Poll

Who are you: What story do you tell yourself?

Charles Jeanes
By Charles Jeanes
July 18th, 2012

I am currently facing a challenge in my own mind, as I confront a question with my granddaughter. Why does it seem important to teach children about the reality or falsity of elves, fairies, nature elementals , and other spirit beings? What should I say when she says “Are they real?” She also tells me at times, “I don’t believe in them.” Yet she loves stories about them. So do adults. Why else are Tolkien and Rowling such popular authors?

Once upon a time, when I was not much older than she (six) I lived in a culture that exalted scientific, mathematical certainty and poured scorn on superstitions like astrology, Tarot cards, and magic. So, I was arrogant about my knowledge, and proud to say I laughed at believers in God, Santa, or ghosts.

This being Nelson, I am sure I have to say little about the resurgence of Nature-enchantment and old non-Christian quasi-religious spiritual and magical practices. If you live here and do not see it, you must close your eyes and ears to the signs. This is a place of the enchanted alternative culture.

This is the era of frightening crises, too. Earth, humanity’s economy, and politics, are on a threshold. Since 2008, more humans live in urban habitats than ever before, anywhere. Cities, according to some profound thinkers, are humanity’s most wonderful invention. They also originate so many of our crises. 

It only seems right that, in a time so perilous and pregnant with challenge, we do not act as if all is “normal,” that we can carry on with the usual ways of life we learned as we grew up.

The title of my column, “Arc of the Cognizant,” is my double-entendre attempt to suggest appropriate thinking for this era:  the traditions and religions of our deeply-layered Western culture – referencing the mysterious Ark of the Covenant — and the moving trajectory (arc) of our minds and consciousness.

I bring us back now to stories, as with my granddaughter and her question about fairies.  “The stories we tell ourselves” are the ground of our minds, and our behaviours are generated from the identity we think we have. A human being, in the modern-Western age, is in danger of being reduced to biological materials, a  physical being with appetites, free will to consume, “free choice” of  goods and services in the free market, a very strong sense of an ego but not of a soul – and no ability to think its way through the oldest human questions. Why do I have life? What is the meaning of this existence?

If I knew why there is Life of any sort, I’d maybe know my individual purpose. Modern science as we’ve practiced it is of no assistance whatsoever with the question of meaning and purpose. Our religions have done that. So have our stories: of family, fantasy, or the fictions we call “history.”

Fairies are part of those stories, as is God (whatever you conceive God to be), good and evil, and origins. I am, myself, for the first time since childhood, entertaining theories of reality that are esoteric, even magical. I am blessed to live in a community where we still have open, childlike minds, able to believe.

A Nelson proverb seems to be, “Everything happens for a reason.” Has someone in Nelson ever said to you, “It must be meant to happen.”? Such things are not heard so much in those concrete jungles, cities. Urban ways aren’t Nelson ways; I am deeply grateful for that fact. Here we can still originate a new mind for the new era. I have to admit that I do not look to urban people and life-ways to find our solutions.

Let me share the esoteric  interpretation of what reality is. First, God exists. Consciousness is why there is materiality. From the  consciousness that always was, came forth the material world. From the inert, came the living, beginning with vegetable matter and onward to the human form. Our minds needed the body in which to incarnate. The “need” I refer is not impersonal; there is a design that meant this to happen.

Obviously this is unacceptable to materialist science. Even those scientists who play with the idea that human intelligence/ consciousness is “necessary” for the material cosmos and came into being (“evolved” is the favorite word) in accord with “the Laws of physics and subatomic matter” will not admit to a design, because that demands a Designer, and Richard Dawkins, Christopher Hitchens, and Stephen Hawking laugh at that.

Oh gee, those big intelligences are laughing at me.

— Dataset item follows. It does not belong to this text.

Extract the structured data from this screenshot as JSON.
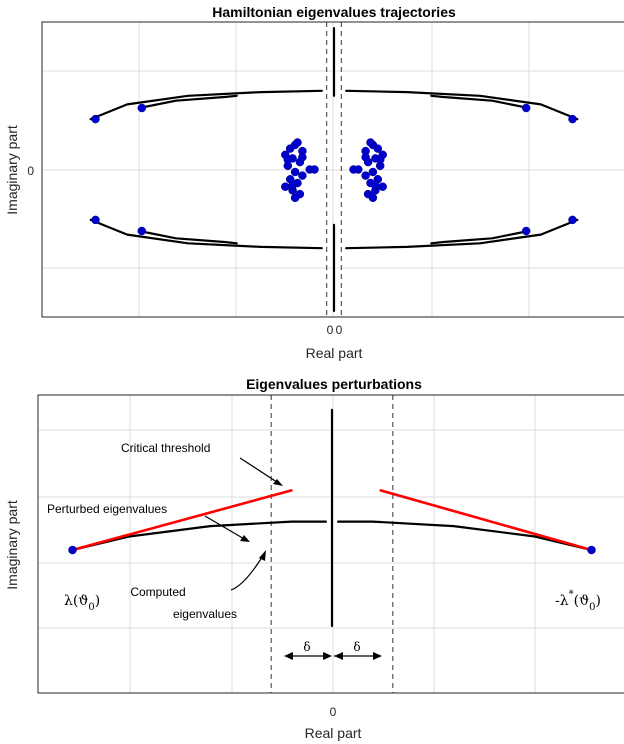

But if you can accept a design, then esoteric understanding is acceptable. And it offers a mystery for your spirit and soul that materialism will not encompass. Although there is not one agreed esoteric interpretation, there is broad consensus: Humanity will move through materiality back to spirit.

How did I begin (a few columns ago) with Stephen Harper and his political agenda, raise the question of who rules us, and ask about who might be “evil” – and wind up in this zone of weird, far-out-there abstractions and philosophical metaphysics? Well you might ask.

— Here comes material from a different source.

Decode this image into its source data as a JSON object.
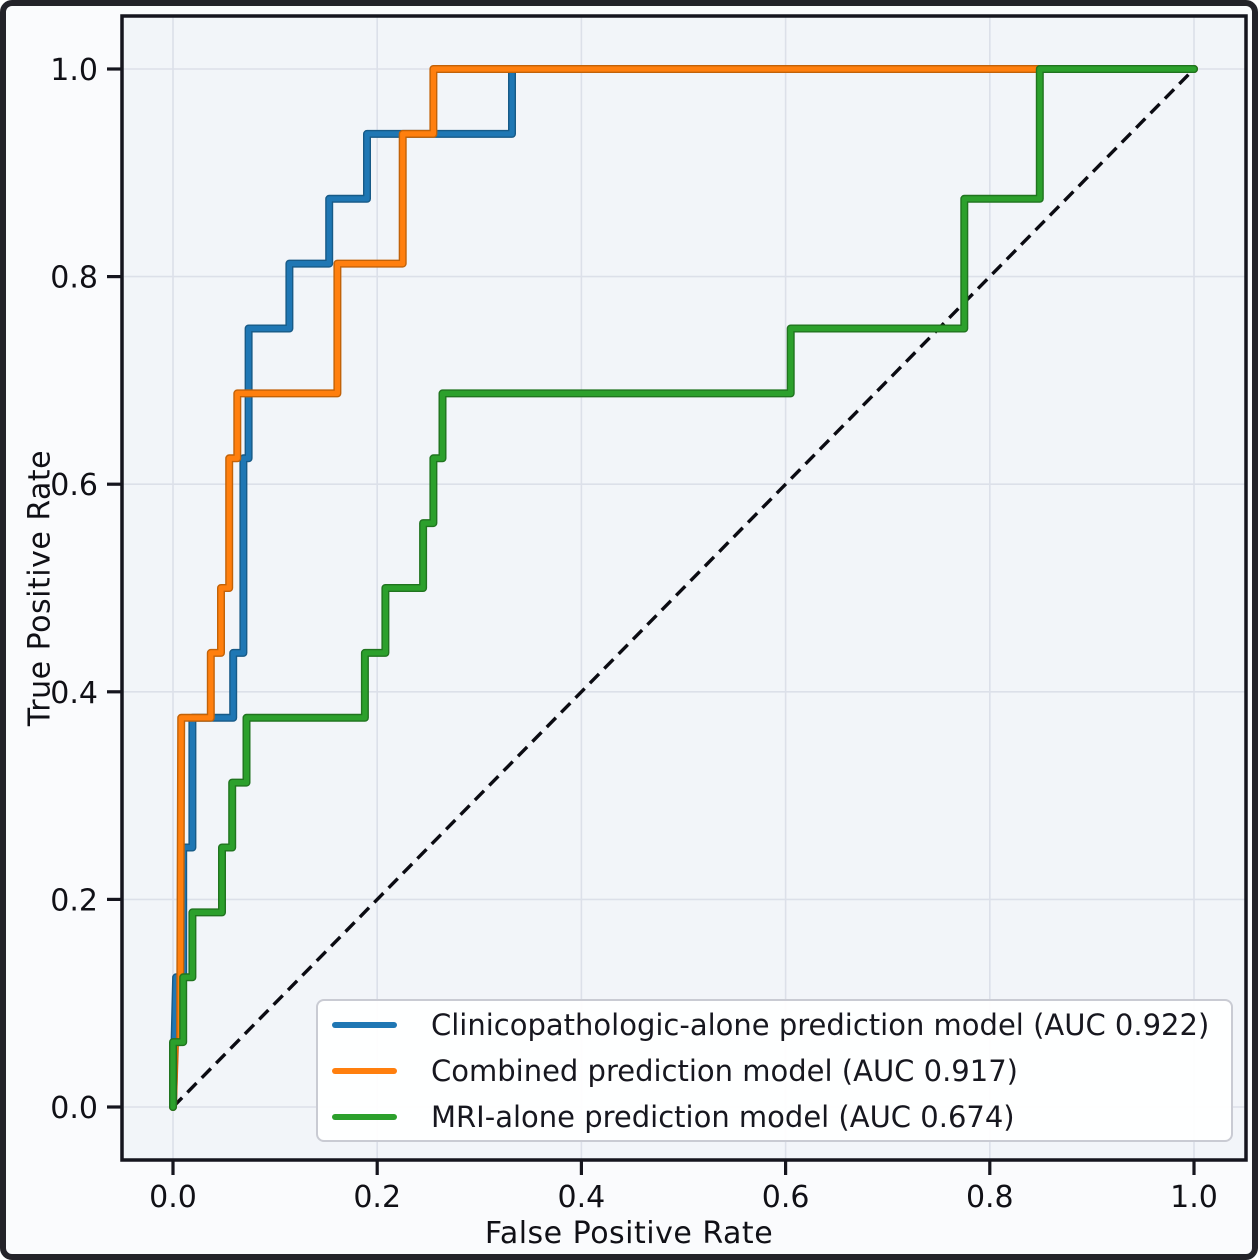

There is no simpler way to put it than this: this is the time to do exactly what I am doing, in my understanding of the times we live in. Not to go on with the program of control of the environment, salvation through technological brilliance, and “pursuit of happiness” in the old fashioned politics.

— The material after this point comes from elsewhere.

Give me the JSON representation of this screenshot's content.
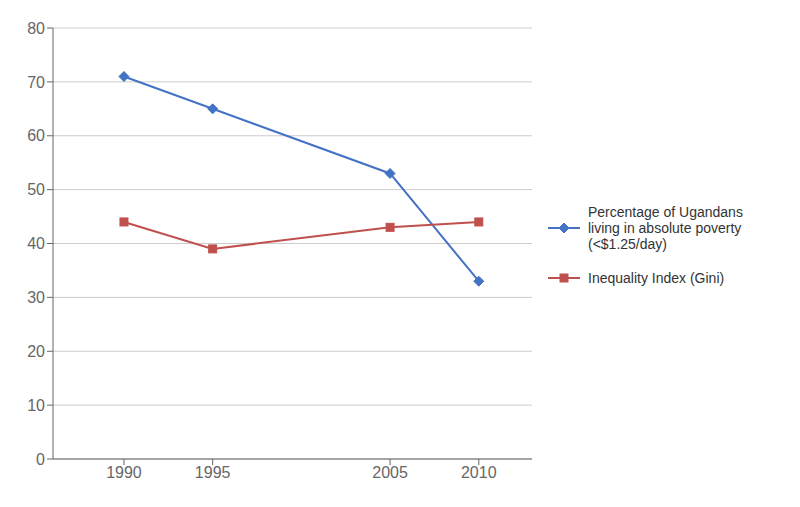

Fashion a new way. Build a new mind in your brain. Take that mind forth to the material world. Help with the project of salvaging all that is best and most beautiful from humanity’s past.

Religion and spiritual questing will do more for you than politics, in a personal way, but do not turn away from politics. When your mind and spirit are ready, bring them to the political tasks of our day.

Charles Jeanes is a Nelson-based writer.